Each of the companies presenting Wednesday faces the daunting task of building market share and momentum. Some must create a demand for something that doesn’t now exist, others must compete against much-larger and better-established companies.

Each had an “ask,” a request of the audience. These ranged from advice to feedback to downloads and shares to donations of even $1 on the Kickstarter crowdfunding platform, because number of donations is important in building momentum.

Pierce, the lead programmer for Six-Faced, acknowledged the gravity of the task ahead: Not only building a fan base for their colorful, dynamic game but convincing people to pay for it if they are using mobile devices, where they are conditioned to free games.

“Our target audience is something that in the mobile market is a little bit of a unicorn,” he said. “It exists very much in PC and console. It’s well-accepted tradition there to pay for game, own the game and be done with it.
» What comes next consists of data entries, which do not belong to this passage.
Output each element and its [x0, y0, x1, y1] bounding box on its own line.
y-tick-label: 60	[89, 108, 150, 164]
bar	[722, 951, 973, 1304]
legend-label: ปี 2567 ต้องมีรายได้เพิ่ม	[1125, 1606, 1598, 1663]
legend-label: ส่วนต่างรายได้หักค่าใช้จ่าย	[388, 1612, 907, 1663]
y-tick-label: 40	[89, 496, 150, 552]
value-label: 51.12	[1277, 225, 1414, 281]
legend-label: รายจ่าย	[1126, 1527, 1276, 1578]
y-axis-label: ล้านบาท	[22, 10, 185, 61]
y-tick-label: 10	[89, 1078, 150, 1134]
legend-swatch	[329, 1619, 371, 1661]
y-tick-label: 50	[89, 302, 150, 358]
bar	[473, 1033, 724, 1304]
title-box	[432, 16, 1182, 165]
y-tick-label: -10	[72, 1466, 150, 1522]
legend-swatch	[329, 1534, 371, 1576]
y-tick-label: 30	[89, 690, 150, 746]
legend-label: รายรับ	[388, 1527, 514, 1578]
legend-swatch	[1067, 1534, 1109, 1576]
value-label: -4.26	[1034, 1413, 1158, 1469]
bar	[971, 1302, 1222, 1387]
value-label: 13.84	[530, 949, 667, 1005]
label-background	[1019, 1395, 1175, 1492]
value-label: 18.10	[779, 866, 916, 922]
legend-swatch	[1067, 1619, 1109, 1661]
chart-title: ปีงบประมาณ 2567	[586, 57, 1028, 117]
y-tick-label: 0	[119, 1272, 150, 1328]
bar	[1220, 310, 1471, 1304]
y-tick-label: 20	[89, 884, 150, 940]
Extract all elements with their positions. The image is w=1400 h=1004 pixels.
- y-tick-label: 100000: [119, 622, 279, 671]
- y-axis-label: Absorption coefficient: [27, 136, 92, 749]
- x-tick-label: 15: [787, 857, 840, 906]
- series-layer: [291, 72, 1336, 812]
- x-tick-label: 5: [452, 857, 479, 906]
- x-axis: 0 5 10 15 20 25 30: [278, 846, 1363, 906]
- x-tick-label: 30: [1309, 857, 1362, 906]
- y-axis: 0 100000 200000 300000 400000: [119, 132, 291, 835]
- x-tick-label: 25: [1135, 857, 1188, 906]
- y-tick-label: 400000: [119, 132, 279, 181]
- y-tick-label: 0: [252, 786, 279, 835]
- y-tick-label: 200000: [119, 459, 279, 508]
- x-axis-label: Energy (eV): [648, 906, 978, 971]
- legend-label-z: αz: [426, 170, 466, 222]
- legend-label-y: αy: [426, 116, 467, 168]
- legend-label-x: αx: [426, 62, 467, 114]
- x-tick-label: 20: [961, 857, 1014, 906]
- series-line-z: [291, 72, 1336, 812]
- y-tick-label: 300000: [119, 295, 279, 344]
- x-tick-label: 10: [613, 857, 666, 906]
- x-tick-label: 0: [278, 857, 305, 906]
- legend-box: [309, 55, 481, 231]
But on mobile, the current atmosphere and practice lies with having a free game with predatory practices. … Hopefully we can convince people that shelling out $3.99 for one game you own, that we won’t ask for a penny more, ever, and won’t sell ads to you, will take hold in this market place.”

Mobile can’t be ignored, Pierce said: An increasing percentage of games are played on mobile devices. He thinks the mobile market is willing to reject free games, and wants Six-Faced to be at the forefront of the shift to paid games, but also thinks the shift isn’t beginning just yet.